The workshops discussed sequestration approaches using: 

  • planted vegetation (such as reafforestation) 
  • blue carbon (such as mangrove restoration) 
  • direct air capture of carbon dioxide from the atmosphere 
  • bioenergy and biochar, carbon capture and storage 
  • mineral carbonation 
  • In addition, two technology options for savanna fire management were reviewed. 

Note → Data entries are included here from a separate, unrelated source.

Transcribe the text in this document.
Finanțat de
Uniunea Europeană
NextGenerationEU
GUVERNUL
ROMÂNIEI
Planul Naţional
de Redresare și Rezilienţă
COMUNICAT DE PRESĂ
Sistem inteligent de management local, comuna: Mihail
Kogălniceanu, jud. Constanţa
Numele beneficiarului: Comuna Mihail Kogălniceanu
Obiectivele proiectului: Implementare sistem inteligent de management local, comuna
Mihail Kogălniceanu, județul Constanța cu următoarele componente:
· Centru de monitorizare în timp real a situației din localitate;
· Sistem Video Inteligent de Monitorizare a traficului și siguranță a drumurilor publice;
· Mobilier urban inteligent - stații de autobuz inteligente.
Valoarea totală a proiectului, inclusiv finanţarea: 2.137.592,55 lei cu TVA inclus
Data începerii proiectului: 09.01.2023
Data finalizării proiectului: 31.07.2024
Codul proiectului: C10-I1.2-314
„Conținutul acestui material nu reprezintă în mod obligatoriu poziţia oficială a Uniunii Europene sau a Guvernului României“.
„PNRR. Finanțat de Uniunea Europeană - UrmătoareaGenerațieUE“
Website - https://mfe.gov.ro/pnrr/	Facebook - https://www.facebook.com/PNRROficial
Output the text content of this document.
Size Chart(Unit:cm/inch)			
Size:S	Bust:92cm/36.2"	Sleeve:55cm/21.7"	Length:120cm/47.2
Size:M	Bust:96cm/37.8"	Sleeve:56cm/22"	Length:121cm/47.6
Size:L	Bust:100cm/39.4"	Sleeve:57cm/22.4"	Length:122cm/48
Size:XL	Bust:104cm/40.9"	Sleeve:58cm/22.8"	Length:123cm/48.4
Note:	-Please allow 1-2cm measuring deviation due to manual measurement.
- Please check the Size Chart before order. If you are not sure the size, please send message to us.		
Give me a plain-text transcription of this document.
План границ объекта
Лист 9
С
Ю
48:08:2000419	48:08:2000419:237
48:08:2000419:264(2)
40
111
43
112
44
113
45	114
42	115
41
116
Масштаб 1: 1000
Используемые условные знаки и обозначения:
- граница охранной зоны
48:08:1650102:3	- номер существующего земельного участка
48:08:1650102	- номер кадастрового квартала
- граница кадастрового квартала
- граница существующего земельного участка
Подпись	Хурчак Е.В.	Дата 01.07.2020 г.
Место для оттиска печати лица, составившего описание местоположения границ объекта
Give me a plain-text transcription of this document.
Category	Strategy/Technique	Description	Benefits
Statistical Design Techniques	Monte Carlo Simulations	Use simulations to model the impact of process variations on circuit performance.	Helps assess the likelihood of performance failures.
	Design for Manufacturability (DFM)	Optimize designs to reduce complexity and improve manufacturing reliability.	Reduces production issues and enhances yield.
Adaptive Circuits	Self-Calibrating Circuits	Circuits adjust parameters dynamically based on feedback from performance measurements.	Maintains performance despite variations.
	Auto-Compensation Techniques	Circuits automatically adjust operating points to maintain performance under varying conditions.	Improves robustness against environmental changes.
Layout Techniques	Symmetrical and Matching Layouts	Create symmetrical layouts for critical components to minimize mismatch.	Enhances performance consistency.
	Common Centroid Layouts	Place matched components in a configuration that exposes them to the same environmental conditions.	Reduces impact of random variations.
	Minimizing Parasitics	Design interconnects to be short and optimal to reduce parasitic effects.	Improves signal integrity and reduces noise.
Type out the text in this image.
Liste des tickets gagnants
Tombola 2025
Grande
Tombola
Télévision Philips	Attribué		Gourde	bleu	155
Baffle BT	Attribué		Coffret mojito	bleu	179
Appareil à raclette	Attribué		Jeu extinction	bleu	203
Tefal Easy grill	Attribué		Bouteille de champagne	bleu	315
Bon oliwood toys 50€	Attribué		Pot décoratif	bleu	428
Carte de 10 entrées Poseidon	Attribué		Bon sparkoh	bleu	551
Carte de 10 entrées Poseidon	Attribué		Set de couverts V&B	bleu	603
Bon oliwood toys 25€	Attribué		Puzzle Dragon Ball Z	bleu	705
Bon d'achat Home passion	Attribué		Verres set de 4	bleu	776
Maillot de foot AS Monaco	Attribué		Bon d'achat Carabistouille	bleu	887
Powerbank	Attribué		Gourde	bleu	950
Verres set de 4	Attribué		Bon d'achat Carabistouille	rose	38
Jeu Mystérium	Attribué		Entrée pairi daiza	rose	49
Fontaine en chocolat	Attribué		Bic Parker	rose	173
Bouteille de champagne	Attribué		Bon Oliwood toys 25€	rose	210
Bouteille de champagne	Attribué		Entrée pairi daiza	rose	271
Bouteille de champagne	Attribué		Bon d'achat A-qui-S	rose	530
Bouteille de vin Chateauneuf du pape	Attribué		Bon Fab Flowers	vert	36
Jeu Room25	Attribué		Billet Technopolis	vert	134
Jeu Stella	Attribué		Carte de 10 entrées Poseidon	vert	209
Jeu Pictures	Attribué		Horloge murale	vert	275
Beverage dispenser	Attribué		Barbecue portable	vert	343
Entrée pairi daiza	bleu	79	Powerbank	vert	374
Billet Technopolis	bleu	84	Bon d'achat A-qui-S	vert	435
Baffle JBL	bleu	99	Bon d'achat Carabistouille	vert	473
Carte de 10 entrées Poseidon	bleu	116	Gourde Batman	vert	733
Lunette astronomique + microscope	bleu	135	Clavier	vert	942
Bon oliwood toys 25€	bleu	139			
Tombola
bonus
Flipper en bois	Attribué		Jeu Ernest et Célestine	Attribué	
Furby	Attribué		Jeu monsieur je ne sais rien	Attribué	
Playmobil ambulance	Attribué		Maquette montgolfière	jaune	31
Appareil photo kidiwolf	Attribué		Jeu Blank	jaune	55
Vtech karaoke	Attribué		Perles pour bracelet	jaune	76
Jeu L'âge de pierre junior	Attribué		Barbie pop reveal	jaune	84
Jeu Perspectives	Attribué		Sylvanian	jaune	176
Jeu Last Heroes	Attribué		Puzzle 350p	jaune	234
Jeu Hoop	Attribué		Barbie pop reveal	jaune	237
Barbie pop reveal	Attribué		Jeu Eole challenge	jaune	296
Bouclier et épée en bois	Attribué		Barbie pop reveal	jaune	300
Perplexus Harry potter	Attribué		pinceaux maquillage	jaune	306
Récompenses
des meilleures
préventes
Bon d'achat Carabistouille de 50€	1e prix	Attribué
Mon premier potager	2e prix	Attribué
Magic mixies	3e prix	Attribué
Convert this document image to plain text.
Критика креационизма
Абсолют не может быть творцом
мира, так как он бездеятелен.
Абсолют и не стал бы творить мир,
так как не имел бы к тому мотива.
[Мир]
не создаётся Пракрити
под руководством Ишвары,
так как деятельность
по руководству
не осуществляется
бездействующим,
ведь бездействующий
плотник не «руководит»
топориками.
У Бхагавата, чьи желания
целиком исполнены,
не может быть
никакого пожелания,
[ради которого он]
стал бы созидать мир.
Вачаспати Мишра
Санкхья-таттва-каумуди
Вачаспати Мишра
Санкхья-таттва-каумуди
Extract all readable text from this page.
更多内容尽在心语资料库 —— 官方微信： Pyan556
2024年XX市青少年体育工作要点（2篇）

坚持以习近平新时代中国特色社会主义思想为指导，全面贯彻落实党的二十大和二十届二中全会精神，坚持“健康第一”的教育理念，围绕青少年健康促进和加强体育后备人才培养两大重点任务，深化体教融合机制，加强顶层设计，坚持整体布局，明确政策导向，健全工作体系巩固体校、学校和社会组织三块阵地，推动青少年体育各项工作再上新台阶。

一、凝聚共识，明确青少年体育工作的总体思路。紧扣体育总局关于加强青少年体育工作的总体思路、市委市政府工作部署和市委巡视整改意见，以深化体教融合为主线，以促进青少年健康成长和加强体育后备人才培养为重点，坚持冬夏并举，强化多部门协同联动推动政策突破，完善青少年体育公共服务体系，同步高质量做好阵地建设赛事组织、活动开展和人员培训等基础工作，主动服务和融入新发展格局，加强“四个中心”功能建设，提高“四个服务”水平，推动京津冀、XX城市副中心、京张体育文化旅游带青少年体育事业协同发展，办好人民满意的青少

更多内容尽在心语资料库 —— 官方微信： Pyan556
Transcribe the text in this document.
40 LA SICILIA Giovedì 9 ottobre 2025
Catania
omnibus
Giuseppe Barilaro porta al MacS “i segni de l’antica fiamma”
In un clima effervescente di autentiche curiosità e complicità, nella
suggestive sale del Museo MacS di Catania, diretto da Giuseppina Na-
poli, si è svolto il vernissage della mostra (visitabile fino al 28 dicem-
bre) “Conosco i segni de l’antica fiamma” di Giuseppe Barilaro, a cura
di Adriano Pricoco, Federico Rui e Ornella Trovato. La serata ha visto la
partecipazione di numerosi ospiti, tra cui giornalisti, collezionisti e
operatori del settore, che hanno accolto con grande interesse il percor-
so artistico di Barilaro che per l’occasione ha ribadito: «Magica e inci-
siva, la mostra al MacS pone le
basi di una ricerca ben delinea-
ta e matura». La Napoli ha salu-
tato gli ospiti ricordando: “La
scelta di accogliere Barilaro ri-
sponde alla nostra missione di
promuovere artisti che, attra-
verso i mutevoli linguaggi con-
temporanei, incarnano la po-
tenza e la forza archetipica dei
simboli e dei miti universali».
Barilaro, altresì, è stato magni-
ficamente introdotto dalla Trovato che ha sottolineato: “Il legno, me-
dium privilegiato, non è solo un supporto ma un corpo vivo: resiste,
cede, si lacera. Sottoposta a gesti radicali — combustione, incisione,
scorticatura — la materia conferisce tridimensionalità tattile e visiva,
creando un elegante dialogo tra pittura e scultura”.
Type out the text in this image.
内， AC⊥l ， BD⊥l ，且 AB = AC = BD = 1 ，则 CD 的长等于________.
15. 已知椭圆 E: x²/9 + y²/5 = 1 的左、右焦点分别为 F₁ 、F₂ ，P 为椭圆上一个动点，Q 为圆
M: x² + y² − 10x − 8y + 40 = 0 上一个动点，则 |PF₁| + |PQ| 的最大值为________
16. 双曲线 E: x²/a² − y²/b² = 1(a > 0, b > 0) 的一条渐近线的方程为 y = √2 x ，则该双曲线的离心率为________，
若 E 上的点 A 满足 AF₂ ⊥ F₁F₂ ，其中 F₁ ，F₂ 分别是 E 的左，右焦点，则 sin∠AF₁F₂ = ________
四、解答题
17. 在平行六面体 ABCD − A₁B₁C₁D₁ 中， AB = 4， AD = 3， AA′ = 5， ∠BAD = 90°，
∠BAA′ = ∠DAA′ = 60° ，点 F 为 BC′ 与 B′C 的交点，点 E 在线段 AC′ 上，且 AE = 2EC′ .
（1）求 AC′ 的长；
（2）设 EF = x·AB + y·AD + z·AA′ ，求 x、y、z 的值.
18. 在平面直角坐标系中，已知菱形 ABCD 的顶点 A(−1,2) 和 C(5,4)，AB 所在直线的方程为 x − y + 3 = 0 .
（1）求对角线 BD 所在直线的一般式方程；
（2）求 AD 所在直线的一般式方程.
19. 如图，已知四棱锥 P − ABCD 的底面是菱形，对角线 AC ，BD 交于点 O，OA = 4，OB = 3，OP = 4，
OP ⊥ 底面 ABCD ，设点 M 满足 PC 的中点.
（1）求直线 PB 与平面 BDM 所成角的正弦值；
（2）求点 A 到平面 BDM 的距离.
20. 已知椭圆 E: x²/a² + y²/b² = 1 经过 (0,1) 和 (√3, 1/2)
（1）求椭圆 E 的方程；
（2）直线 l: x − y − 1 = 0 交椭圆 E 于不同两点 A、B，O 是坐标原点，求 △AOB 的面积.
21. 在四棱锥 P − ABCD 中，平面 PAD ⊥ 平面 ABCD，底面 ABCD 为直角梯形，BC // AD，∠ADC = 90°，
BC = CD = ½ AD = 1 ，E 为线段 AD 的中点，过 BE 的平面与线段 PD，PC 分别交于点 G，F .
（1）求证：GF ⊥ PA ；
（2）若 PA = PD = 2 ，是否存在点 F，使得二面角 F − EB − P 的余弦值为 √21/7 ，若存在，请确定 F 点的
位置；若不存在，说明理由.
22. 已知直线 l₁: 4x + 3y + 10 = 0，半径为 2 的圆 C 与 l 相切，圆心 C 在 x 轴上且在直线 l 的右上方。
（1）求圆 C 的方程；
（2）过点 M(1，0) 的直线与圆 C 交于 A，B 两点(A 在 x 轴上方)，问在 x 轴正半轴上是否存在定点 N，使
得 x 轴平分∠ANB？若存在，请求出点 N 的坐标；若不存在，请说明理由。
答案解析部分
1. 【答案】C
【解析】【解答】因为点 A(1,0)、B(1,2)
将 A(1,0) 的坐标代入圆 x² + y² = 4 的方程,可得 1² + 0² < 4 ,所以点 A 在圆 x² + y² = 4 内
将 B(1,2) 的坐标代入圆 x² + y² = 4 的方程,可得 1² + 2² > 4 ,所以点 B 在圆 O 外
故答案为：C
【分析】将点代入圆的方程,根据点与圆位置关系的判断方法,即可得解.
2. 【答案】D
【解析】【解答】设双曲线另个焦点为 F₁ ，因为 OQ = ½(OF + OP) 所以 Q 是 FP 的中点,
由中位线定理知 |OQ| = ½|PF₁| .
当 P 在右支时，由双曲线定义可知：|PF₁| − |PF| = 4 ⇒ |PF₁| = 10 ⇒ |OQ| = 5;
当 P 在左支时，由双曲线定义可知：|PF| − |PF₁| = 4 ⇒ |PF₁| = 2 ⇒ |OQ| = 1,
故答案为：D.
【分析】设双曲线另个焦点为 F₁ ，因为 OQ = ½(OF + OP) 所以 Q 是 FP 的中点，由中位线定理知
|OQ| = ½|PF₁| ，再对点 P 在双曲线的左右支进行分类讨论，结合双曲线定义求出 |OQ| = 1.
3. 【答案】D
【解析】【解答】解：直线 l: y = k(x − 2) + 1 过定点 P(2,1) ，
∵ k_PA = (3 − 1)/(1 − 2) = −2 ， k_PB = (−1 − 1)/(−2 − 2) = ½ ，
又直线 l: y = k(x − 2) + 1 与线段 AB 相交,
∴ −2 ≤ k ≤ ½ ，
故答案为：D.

Key findings from the workshops: 

  1. All investigated sequestration approaches have technical innovation options that can lower the cost. The less mature technologies (such as direct air capture, biomass/biochar and mineral carbonation) have greater potential for cost reduction and accelerating uptake. 
  1. Innovations in blue carbon could reduce costs by around 40% on current costs,  
  1. Innovations in planted vegetation sequestration could result in approximately 10 to 30%  
  1. Good opportunities exist to lower the costs of mineral carbonation sequestration, a technology at an early stage of development. The early stage of technology makes cost reduction estimates more difficult and less precise. For ex-situ approaches (e.g. treatment of reactive mine tailings), these could decline by around 40 to 70% from current costs. Innovations for in-situ approaches (reaction with rock formations) could lower costs by 10 to 50% of the current cost of around $37 per tonne. 

Download CSIRO’s Sequestration Cost Reduction Workshops Report below.

About the report: 

  • The report findings do not constitute a formal review, an economic analysis, or the final word on any of the sequestration technologies reviewed, which in some cases, are changing rapidly.   
  • The report does not provide estimates of additional economic potential sequestration that could be unlocked due to the cost reduction potential, and this is left for future studies to undertake.
  • All cost reduction figures should be taken as indicative, or “ballpark”, and used more as a means of ranking or prioritising action to drive down the technology cost rather than for formal evaluation of costs of implementation.
  • It should be noted that at time of writing the spot price for one tonne of carbon is $35.50.

This is the second phase of a larger investigation into carbon sequestration, together these two reports will help the Climate Change Authority provide advice to government on Australia’s 2035 emissions reduction targets. 

The first phase, Australia’s carbon sequestration potential, was published in January 2022. Phase one found that nature-based technologies such as permanent plantings, plantation and farm forestry, and soil carbon currently provide significant potential; as does Australia’s vast geological storage capacity.